Thursday, May 6, 2021

Carrying my Father's Silence by Nnadi Samuel

how warm you chew your tongue
into disremembering the taste of a dialect.
grief, the calm to soften your teeth,
& sponge a weak phrase to its neat wall of pink.

this is how you kill a mother's worth:
sludged wrists crushed to calories,
lost from ceaseless count of meals by how much 
her darkness shortchanges you.
your lips ramming into each other.

you braid your head into a migraine,
& let the style eat you.

silence, like a mohawk,
stands at ease.
getting my attention is one tough chore,
you could break your lips,
& still not get the dry sound to pulse me.

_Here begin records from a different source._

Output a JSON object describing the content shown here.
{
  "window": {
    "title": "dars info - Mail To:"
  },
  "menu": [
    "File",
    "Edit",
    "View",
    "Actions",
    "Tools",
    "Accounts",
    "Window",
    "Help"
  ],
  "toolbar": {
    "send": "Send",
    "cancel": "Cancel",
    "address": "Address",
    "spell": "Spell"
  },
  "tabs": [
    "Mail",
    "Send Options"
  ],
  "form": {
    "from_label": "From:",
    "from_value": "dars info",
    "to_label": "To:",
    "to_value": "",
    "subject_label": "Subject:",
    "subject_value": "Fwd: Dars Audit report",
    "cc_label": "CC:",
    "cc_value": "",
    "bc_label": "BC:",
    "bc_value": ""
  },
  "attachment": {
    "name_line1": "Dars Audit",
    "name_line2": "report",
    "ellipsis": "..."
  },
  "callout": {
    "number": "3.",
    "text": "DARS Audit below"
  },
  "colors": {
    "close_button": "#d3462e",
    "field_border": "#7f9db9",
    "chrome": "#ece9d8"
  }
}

all my fun sides staked to claims:
that I feigned my father's accent,
& sighs are how he made words look like sin.

I am sifting into this new world,
skipping my meals,
becoming what I eat when I starve things of my lips.

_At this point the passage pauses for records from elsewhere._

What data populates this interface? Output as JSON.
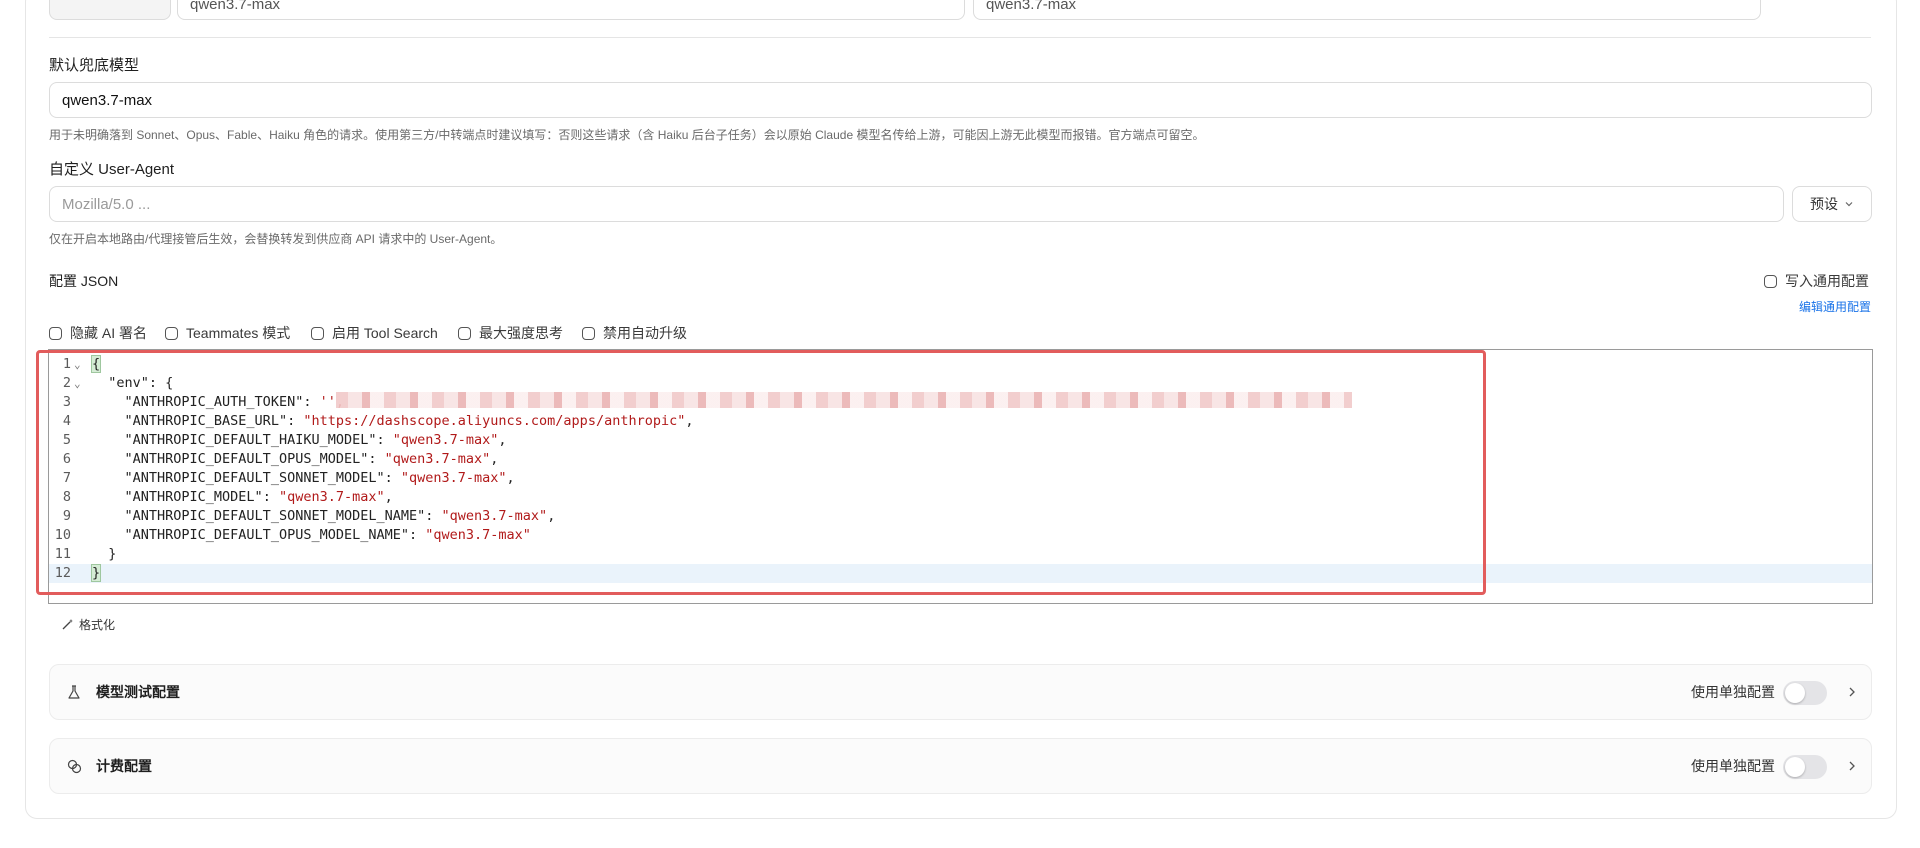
{
  "top_row": {
    "left_value": "qwen3.7-max",
    "right_value": "qwen3.7-max"
  },
  "fallback_model": {
    "label": "默认兜底模型",
    "value": "qwen3.7-max",
    "hint": "用于未明确落到 Sonnet、Opus、Fable、Haiku 角色的请求。使用第三方/中转端点时建议填写：否则这些请求（含 Haiku 后台子任务）会以原始 Claude 模型名传给上游，可能因上游无此模型而报错。官方端点可留空。"
  },
  "user_agent": {
    "label": "自定义 User-Agent",
    "placeholder": "Mozilla/5.0 ...",
    "preset_label": "预设",
    "hint": "仅在开启本地路由/代理接管后生效，会替换转发到供应商 API 请求中的 User-Agent。"
  },
  "config_json": {
    "label": "配置 JSON",
    "write_common_label": "写入通用配置",
    "edit_common_link": "编辑通用配置",
    "options": [
      "隐藏 AI 署名",
      "Teammates 模式",
      "启用 Tool Search",
      "最大强度思考",
      "禁用自动升级"
    ],
    "format_label": "格式化"
  },
  "editor": {
    "lines": [
      {
        "n": "1",
        "fold": true,
        "indent": "",
        "key": "",
        "value": "",
        "text": "{",
        "tail": ""
      },
      {
        "n": "2",
        "fold": true,
        "indent": "  ",
        "key": "\"env\"",
        "value": "",
        "text": ": {",
        "tail": ""
      },
      {
        "n": "3",
        "fold": false,
        "indent": "    ",
        "key": "\"ANTHROPIC_AUTH_TOKEN\"",
        "value": "'",
        "text": ": ",
        "tail": "',"
      },
      {
        "n": "4",
        "fold": false,
        "indent": "    ",
        "key": "\"ANTHROPIC_BASE_URL\"",
        "value": "\"https://dashscope.aliyuncs.com/apps/anthropic\"",
        "text": ": ",
        "tail": ","
      },
      {
        "n": "5",
        "fold": false,
        "indent": "    ",
        "key": "\"ANTHROPIC_DEFAULT_HAIKU_MODEL\"",
        "value": "\"qwen3.7-max\"",
        "text": ": ",
        "tail": ","
      },
      {
        "n": "6",
        "fold": false,
        "indent": "    ",
        "key": "\"ANTHROPIC_DEFAULT_OPUS_MODEL\"",
        "value": "\"qwen3.7-max\"",
        "text": ": ",
        "tail": ","
      },
      {
        "n": "7",
        "fold": false,
        "indent": "    ",
        "key": "\"ANTHROPIC_DEFAULT_SONNET_MODEL\"",
        "value": "\"qwen3.7-max\"",
        "text": ": ",
        "tail": ","
      },
      {
        "n": "8",
        "fold": false,
        "indent": "    ",
        "key": "\"ANTHROPIC_MODEL\"",
        "value": "\"qwen3.7-max\"",
        "text": ": ",
        "tail": ","
      },
      {
        "n": "9",
        "fold": false,
        "indent": "    ",
        "key": "\"ANTHROPIC_DEFAULT_SONNET_MODEL_NAME\"",
        "value": "\"qwen3.7-max\"",
        "text": ": ",
        "tail": ","
      },
      {
        "n": "10",
        "fold": false,
        "indent": "    ",
        "key": "\"ANTHROPIC_DEFAULT_OPUS_MODEL_NAME\"",
        "value": "\"qwen3.7-max\"",
        "text": ": ",
        "tail": ""
      },
      {
        "n": "11",
        "fold": false,
        "indent": "  ",
        "key": "",
        "value": "",
        "text": "}",
        "tail": ""
      },
      {
        "n": "12",
        "fold": false,
        "indent": "",
        "key": "",
        "value": "",
        "text": "}",
        "tail": ""
      }
    ]
  },
  "sections": [
    {
      "title": "模型测试配置",
      "icon": "flask-icon",
      "toggle_label": "使用单独配置",
      "enabled": false
    },
    {
      "title": "计费配置",
      "icon": "coins-icon",
      "toggle_label": "使用单独配置",
      "enabled": false
    }
  ],
  "colors": {
    "accent_link": "#1a73e8",
    "highlight_frame": "#e25c5c",
    "string": "#b11a1a"
  }
}
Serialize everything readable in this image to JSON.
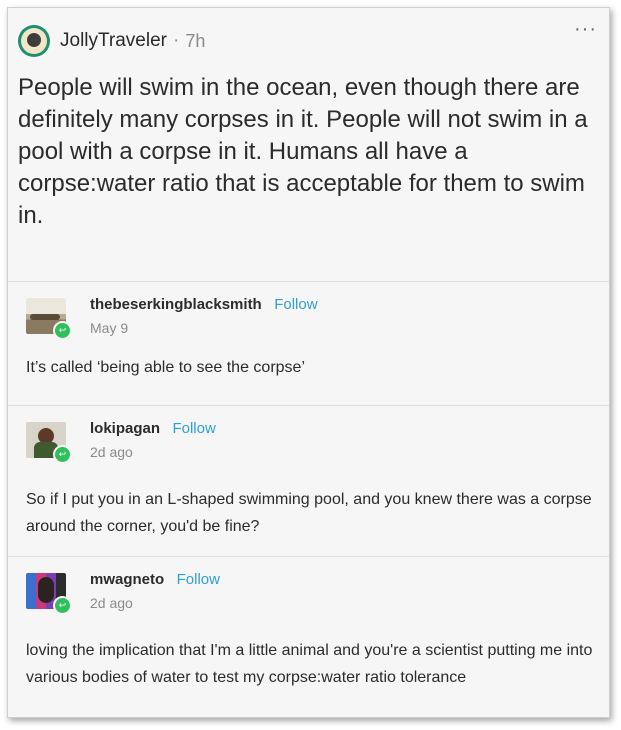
{
  "post": {
    "author": "JollyTraveler",
    "separator": "·",
    "time": "7h",
    "more_label": "···",
    "body": "People will swim in the ocean, even though there are definitely many corpses in it. People will not swim in a pool with a corpse in it. Humans all have a corpse:water ratio that is acceptable for them to swim in."
  },
  "replies": [
    {
      "username": "thebeserkingblacksmith",
      "follow_label": "Follow",
      "time": "May 9",
      "text": "It’s called ‘being able to see the corpse’"
    },
    {
      "username": "lokipagan",
      "follow_label": "Follow",
      "time": "2d ago",
      "text": "So if I put you in an L-shaped swimming pool, and you knew there was a corpse around the corner, you'd be fine?"
    },
    {
      "username": "mwagneto",
      "follow_label": "Follow",
      "time": "2d ago",
      "text": "loving the implication that I'm a little animal and you're a scientist putting me into various bodies of water to test my corpse:water ratio tolerance"
    }
  ],
  "colors": {
    "follow": "#2f9fd8",
    "badge": "#2fbf5b",
    "op_avatar": "#1e8f6f"
  }
}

I now lust for days when noise grooms my stature,
tongue amplified with the thirst for a crazy accent— 
this dialect that should know me.
~*~
Biography:  Nnadi Samuel holds a B.A in English & Literature from the University of Benin. He is a phonics tutor suffering from long depression & speech disorder. Winner of the Canadian Open Drawer Contest 2020 & Pushcart nominee. He is the author of Dumb Mandate (forthcoming). He reads for U-Right Magazine. He tweets @Samuelsamba10.